Dans le cas présent, il s’agit certes d’une motion, mais je vous invite à réfléchir à la nature inhabituelle de cette motion, qu’on pourrait qualifier de « motion omnibus » étant donné sa vaste portée et l’effet qu’elle aurait sur presque toutes les facettes du fonctionnement du Sénat et des comités sénatoriaux. Nous avons un Comité du Règlement qui a justement pour mandat d’examiner avec soin le Règlement ou un article particulier. Il m’est arrivé de participer à des rencontres du Comité du Règlement où nous arrivions à un consensus après des discussions approfondies en vue de modifier un seul article. Nous présentions ensuite le changement proposé au Sénat.

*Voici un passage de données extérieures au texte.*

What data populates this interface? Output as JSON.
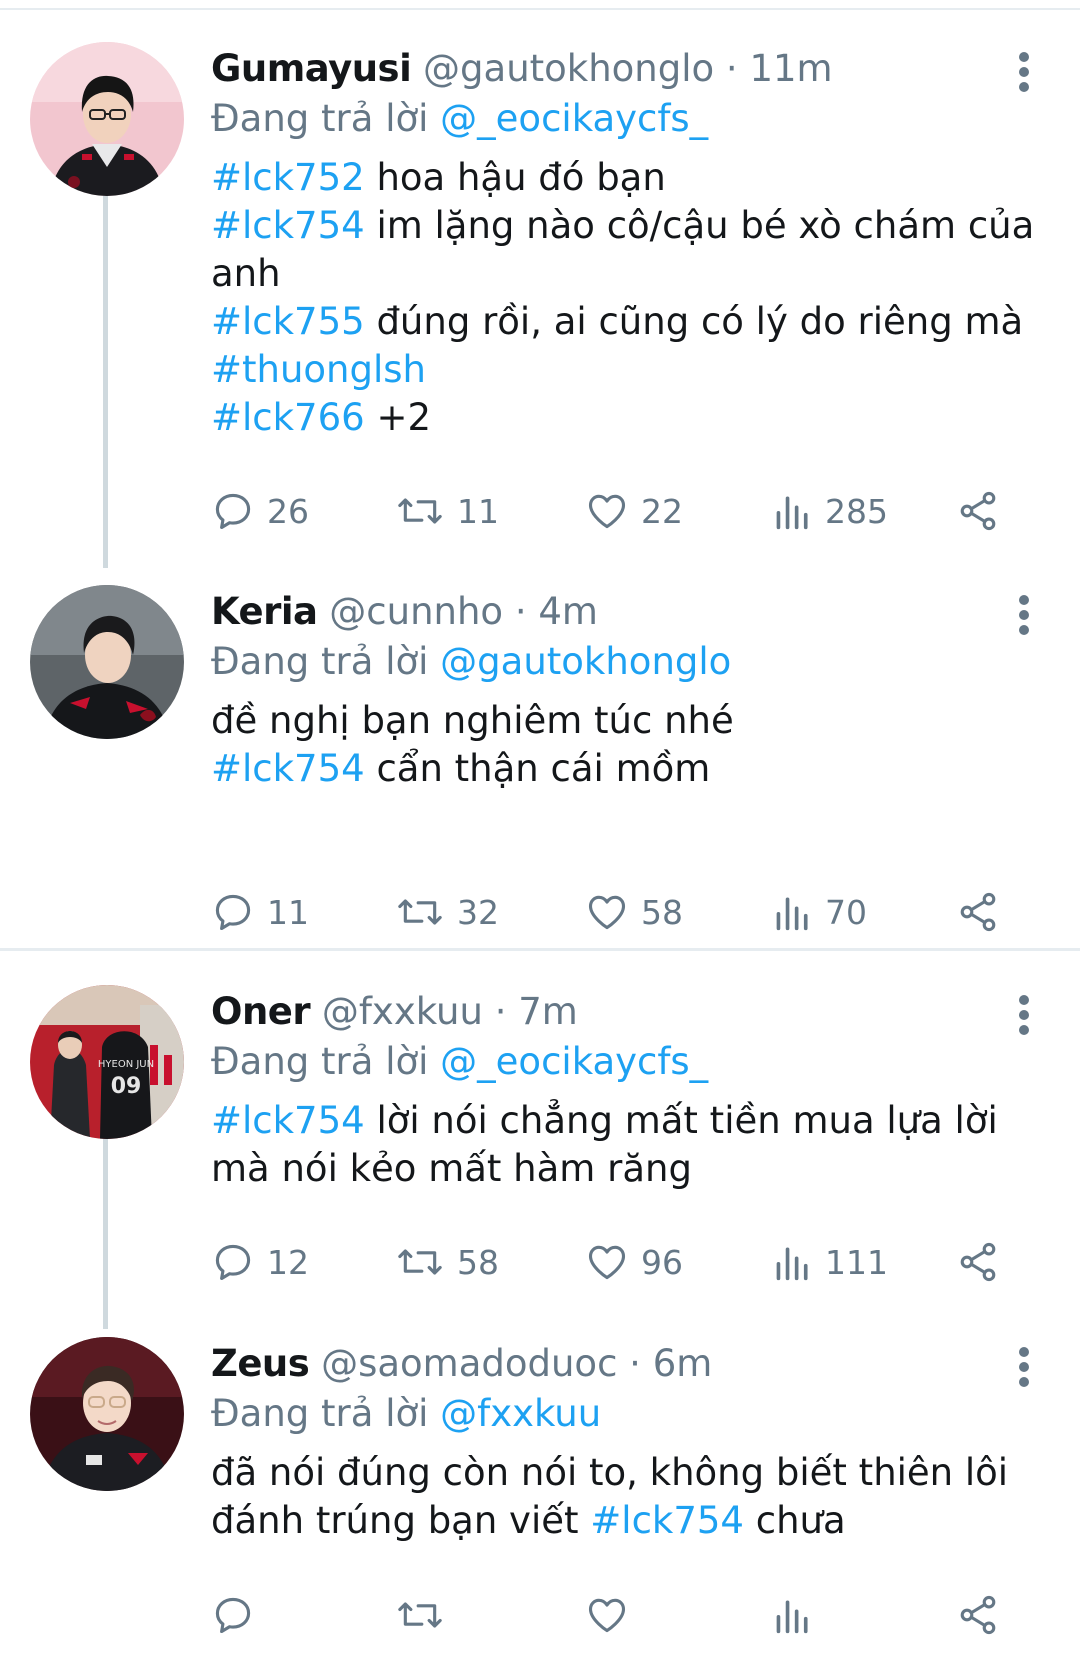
{
  "tweets": [
    {
      "name": "Gumayusi",
      "handle": "@gautokhonglo",
      "time": "· 11m",
      "reply_prefix": "Đang trả lời",
      "reply_to": "@_eocikaycfs_",
      "lines": [
        {
          "tag": "#lck752",
          "text": " hoa hậu đó bạn"
        },
        {
          "tag": "#lck754",
          "text": " im lặng nào cô/cậu bé xò chám của anh"
        },
        {
          "tag": "#lck755",
          "text": " đúng rồi, ai cũng có lý do riêng mà"
        },
        {
          "tag": "#thuonglsh",
          "text": ""
        },
        {
          "tag": "#lck766",
          "text": " +2"
        }
      ],
      "stats": {
        "replies": "26",
        "retweets": "11",
        "likes": "22",
        "views": "285"
      }
    },
    {
      "name": "Keria",
      "handle": "@cunnho",
      "time": "· 4m",
      "reply_prefix": "Đang trả lời",
      "reply_to": "@gautokhonglo",
      "lines": [
        {
          "tag": "",
          "text": "đề nghị bạn nghiêm túc nhé"
        },
        {
          "tag": "#lck754",
          "text": " cẩn thận cái mồm"
        }
      ],
      "stats": {
        "replies": "11",
        "retweets": "32",
        "likes": "58",
        "views": "70"
      }
    },
    {
      "name": "Oner",
      "handle": "@fxxkuu",
      "time": "· 7m",
      "reply_prefix": "Đang trả lời",
      "reply_to": "@_eocikaycfs_",
      "lines": [
        {
          "tag": "#lck754",
          "text": " lời nói chẳng mất tiền mua lựa lời mà nói kẻo mất hàm răng"
        }
      ],
      "stats": {
        "replies": "12",
        "retweets": "58",
        "likes": "96",
        "views": "111"
      }
    },
    {
      "name": "Zeus",
      "handle": "@saomadoduoc",
      "time": "· 6m",
      "reply_prefix": "Đang trả lời",
      "reply_to": "@fxxkuu",
      "line_before": "đã nói đúng còn nói to, không biết thiên lôi đánh trúng bạn viết ",
      "line_tag": "#lck754",
      "line_after": " chưa",
      "stats": {
        "replies": "",
        "retweets": "",
        "likes": "",
        "views": ""
      }
    }
  ],
  "colors": {
    "accent": "#1da1f2",
    "secondary_text": "#657786",
    "primary_text": "#14171a",
    "thread_line": "#cfd9de",
    "divider": "#e6ecf0"
  },
  "icons": {
    "reply": "reply-icon",
    "retweet": "retweet-icon",
    "like": "heart-icon",
    "views": "views-icon",
    "share": "share-icon",
    "more": "more-vertical-icon"
  }
}
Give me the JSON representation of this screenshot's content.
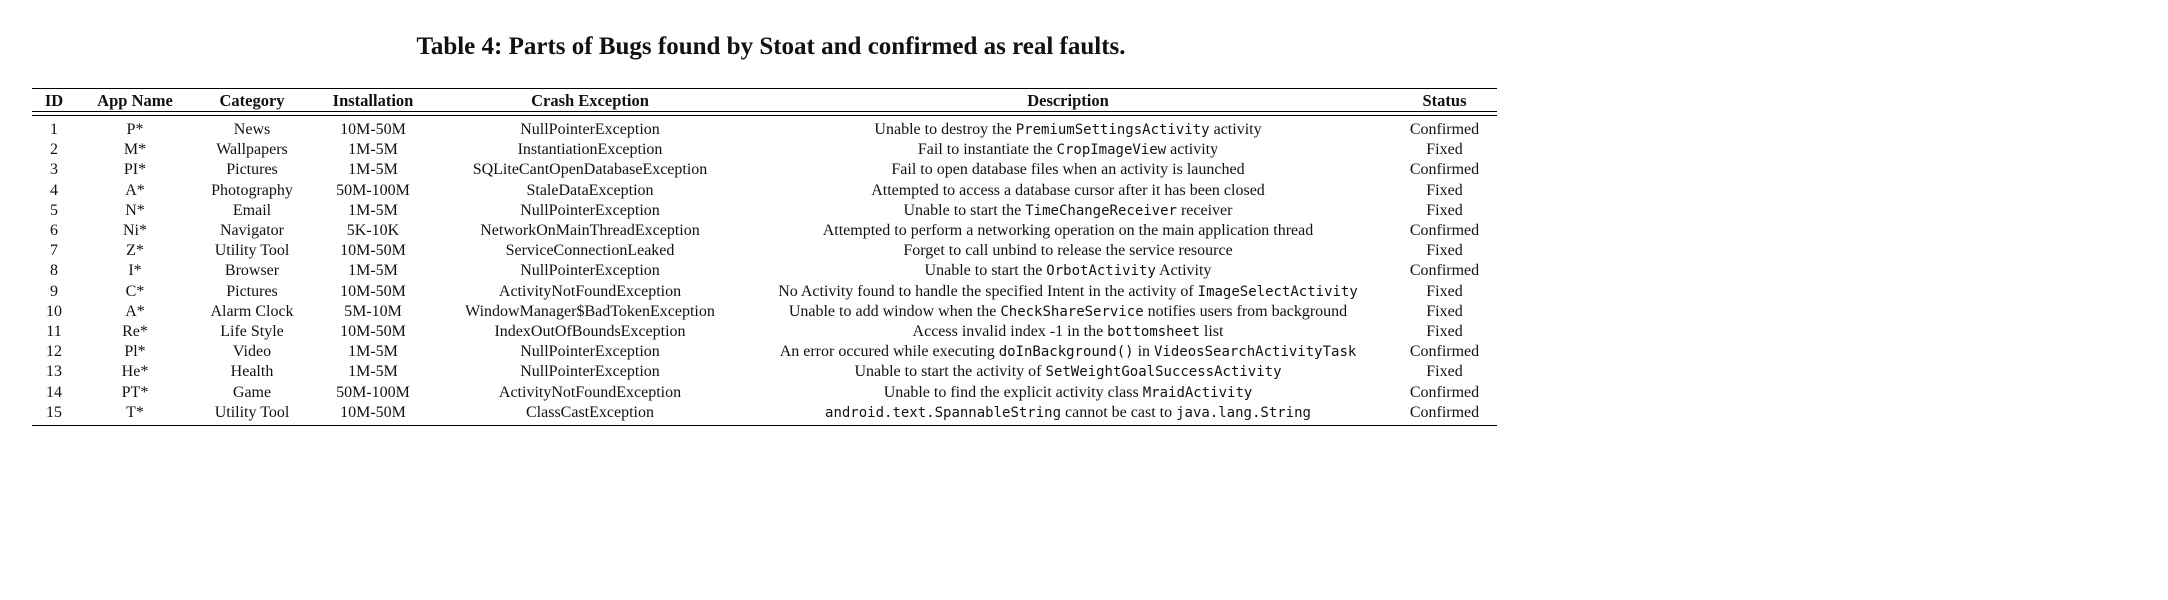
{
  "caption": "Table 4: Parts of Bugs found by Stoat and confirmed as real faults.",
  "columns": [
    "ID",
    "App Name",
    "Category",
    "Installation",
    "Crash Exception",
    "Description",
    "Status"
  ],
  "rows": [
    {
      "id": "1",
      "app": "P*",
      "category": "News",
      "installation": "10M-50M",
      "exception": "NullPointerException",
      "description": [
        {
          "t": "Unable to destroy the "
        },
        {
          "t": "PremiumSettingsActivity",
          "code": true
        },
        {
          "t": " activity"
        }
      ],
      "status": "Confirmed"
    },
    {
      "id": "2",
      "app": "M*",
      "category": "Wallpapers",
      "installation": "1M-5M",
      "exception": "InstantiationException",
      "description": [
        {
          "t": "Fail to instantiate the "
        },
        {
          "t": "CropImageView",
          "code": true
        },
        {
          "t": " activity"
        }
      ],
      "status": "Fixed"
    },
    {
      "id": "3",
      "app": "PI*",
      "category": "Pictures",
      "installation": "1M-5M",
      "exception": "SQLiteCantOpenDatabaseException",
      "description": [
        {
          "t": "Fail to open database files when an activity is launched"
        }
      ],
      "status": "Confirmed"
    },
    {
      "id": "4",
      "app": "A*",
      "category": "Photography",
      "installation": "50M-100M",
      "exception": "StaleDataException",
      "description": [
        {
          "t": "Attempted to access a database cursor after it has been closed"
        }
      ],
      "status": "Fixed"
    },
    {
      "id": "5",
      "app": "N*",
      "category": "Email",
      "installation": "1M-5M",
      "exception": "NullPointerException",
      "description": [
        {
          "t": "Unable to start the "
        },
        {
          "t": "TimeChangeReceiver",
          "code": true
        },
        {
          "t": " receiver"
        }
      ],
      "status": "Fixed"
    },
    {
      "id": "6",
      "app": "Ni*",
      "category": "Navigator",
      "installation": "5K-10K",
      "exception": "NetworkOnMainThreadException",
      "description": [
        {
          "t": "Attempted to perform a networking operation on the main application thread"
        }
      ],
      "status": "Confirmed"
    },
    {
      "id": "7",
      "app": "Z*",
      "category": "Utility Tool",
      "installation": "10M-50M",
      "exception": "ServiceConnectionLeaked",
      "description": [
        {
          "t": "Forget to call unbind to release the service resource"
        }
      ],
      "status": "Fixed"
    },
    {
      "id": "8",
      "app": "I*",
      "category": "Browser",
      "installation": "1M-5M",
      "exception": "NullPointerException",
      "description": [
        {
          "t": "Unable to start the "
        },
        {
          "t": "OrbotActivity",
          "code": true
        },
        {
          "t": " Activity"
        }
      ],
      "status": "Confirmed"
    },
    {
      "id": "9",
      "app": "C*",
      "category": "Pictures",
      "installation": "10M-50M",
      "exception": "ActivityNotFoundException",
      "description": [
        {
          "t": "No Activity found to handle the specified Intent in the activity of "
        },
        {
          "t": "ImageSelectActivity",
          "code": true
        }
      ],
      "status": "Fixed"
    },
    {
      "id": "10",
      "app": "A*",
      "category": "Alarm Clock",
      "installation": "5M-10M",
      "exception": "WindowManager$BadTokenException",
      "description": [
        {
          "t": "Unable to add window when the "
        },
        {
          "t": "CheckShareService",
          "code": true
        },
        {
          "t": " notifies users from background"
        }
      ],
      "status": "Fixed"
    },
    {
      "id": "11",
      "app": "Re*",
      "category": "Life Style",
      "installation": "10M-50M",
      "exception": "IndexOutOfBoundsException",
      "description": [
        {
          "t": "Access invalid index -1 in the "
        },
        {
          "t": "bottomsheet",
          "code": true
        },
        {
          "t": " list"
        }
      ],
      "status": "Fixed"
    },
    {
      "id": "12",
      "app": "Pl*",
      "category": "Video",
      "installation": "1M-5M",
      "exception": "NullPointerException",
      "description": [
        {
          "t": "An error occured while executing "
        },
        {
          "t": "doInBackground()",
          "code": true
        },
        {
          "t": " in "
        },
        {
          "t": "VideosSearchActivityTask",
          "code": true
        }
      ],
      "status": "Confirmed"
    },
    {
      "id": "13",
      "app": "He*",
      "category": "Health",
      "installation": "1M-5M",
      "exception": "NullPointerException",
      "description": [
        {
          "t": "Unable to start the activity of "
        },
        {
          "t": "SetWeightGoalSuccessActivity",
          "code": true
        }
      ],
      "status": "Fixed"
    },
    {
      "id": "14",
      "app": "PT*",
      "category": "Game",
      "installation": "50M-100M",
      "exception": "ActivityNotFoundException",
      "description": [
        {
          "t": "Unable to find the explicit activity class "
        },
        {
          "t": "MraidActivity",
          "code": true
        }
      ],
      "status": "Confirmed"
    },
    {
      "id": "15",
      "app": "T*",
      "category": "Utility Tool",
      "installation": "10M-50M",
      "exception": "ClassCastException",
      "description": [
        {
          "t": "android.text.SpannableString",
          "code": true
        },
        {
          "t": " cannot be cast to "
        },
        {
          "t": "java.lang.String",
          "code": true
        }
      ],
      "status": "Confirmed"
    }
  ]
}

Tous les sénateurs peuvent présenter une motion. Or, nous ne savons pas quelles conséquences imprévues ce genre de motion pourrait avoir et si des constitutionnalistes qui comprennent parfaitement les quelque 152 ans d’histoire du Sénat ont été consultés, compte tenu de l’ampleur de cette motion et de l’incidence qu’elle pourrait avoir sur cette Chambre, puisqu’il y est vraiment question de tous les aspects de notre fonctionnement. Je ne comprends vraiment pas pourquoi tout cela se retrouve dans une unique motion sur laquelle nous devons voter. Je pense que cette intervention était nécessaire et j’espère que tous les sénateurs vont bien y penser. Je vous demande, Votre Honneur, de penser à la nature sans précédent de cette motion à la portée très large.
Tout cela me laisse un peu perplexe. Nous débattons d’une motion qui n’a pas encore été débattue, et mes très respectables collègues sur ma gauche semblent déjà en être arrivés à des conclusions dont nous n’avons pas été informés. Je vous demanderais de rejeter le rappel au Règlement pour que nous puissions suivre le processus normal et débattre de la question à fond.
J’aimerais remercier tous les sénateurs de leurs avis sur cette question. Comme le savent les sénateurs, cette motion est très longue, et le rappel au Règlement semble assez complexe.
Sénateur Woo, je sais que vous aimeriez passer au débat, mais je vais malheureusement devoir prendre la question en délibéré.